The Polymerase Chain Reaction (PCR) is a technology originally conceived in the 60’s that enables the user to identify specific DNA, and read the genetic code as well as looking at expression levels of this genetic code. It has revolutionised many biological fields from forensic pathology to environmental biology. Medical laboratory science has also benefited massively from PCR technology. Virology and some Immunology departments use an adaptation of PCR to quantify HIV infection by enabling a count of the viral RNA copy number so that the treatment regimes of patients with the virus can be monitored based on infection level.
Real time PCR is a quantitative approach to measuring DNA or RNA, this is particularly useful for measuring the viral load present in an infection. Viral RNA is chemically extracted from a patient’s blood sample and it is then artificially copied using small artificially produced strands of DNA called primers that are known to be complementary to sections of HIV RNA. When these primers bind to the viral RNA a process that mimics cellular RNA replication is initiated ultimately resulting in millions of copies of the original target sequence. At the same time fluorescent probes are added that also bind specifically to the viral DNA. The increasing amount of fluorescence can be measured over time and compared with fluorescence from samples with known starting concentrations of a non-infectious artificial viral construct. In this, the amount of fluorescence at certain time points is directly proportional to the actual viral load.

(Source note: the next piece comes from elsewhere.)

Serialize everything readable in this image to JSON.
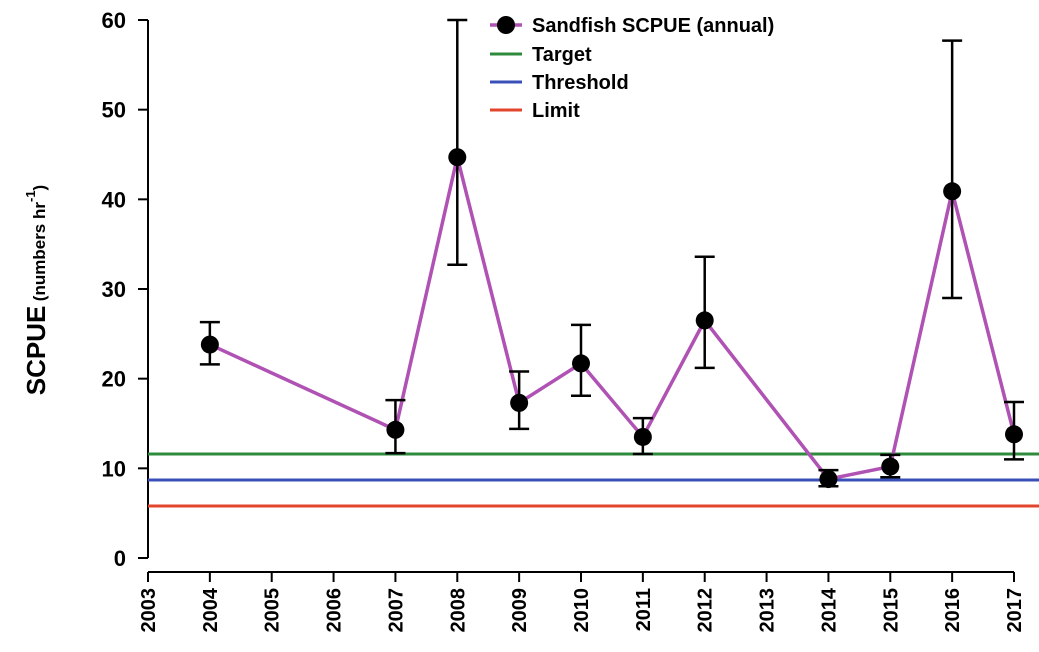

It is important to note that real time PCR plays no role in the initial diagnosis of HIV infection. Once a diagnosis has been made by other techniques, usually carried out in a virology department, viral load as determined by PCR becomes extremely important in monitoring disease progression. The viral load of a patient has a direct consequence on the number of functional CD4 T cells present because these are the cells in which the virus replicates and ultimately destroys. CD4 cells are crucial immune components in clearing infections so when they are depleted the individual gradually become more immunocompromised and more likely to get infections and other complications that are known as AIDS defining illnesses. At these late stages of HIV infection, it becomes very hard to retain low viral load levels. After an initial burst in the virus population with initial infection the numbers generally drop to low levels in patients on anti-retroviral therapy so after this individuals routinely have their viral load tested every 3 to 6 months. If a clinician notices that the viral load has destabilised and it is increasing they may need to change the anti-viral therapy that the patient is on to prevent depletion of CD4 cell populations.
Monitoring technologies like this and improvements in drug regimes have partly contributed to the greatly enhanced life expectancy of an HIV infected individual over the last 20 years.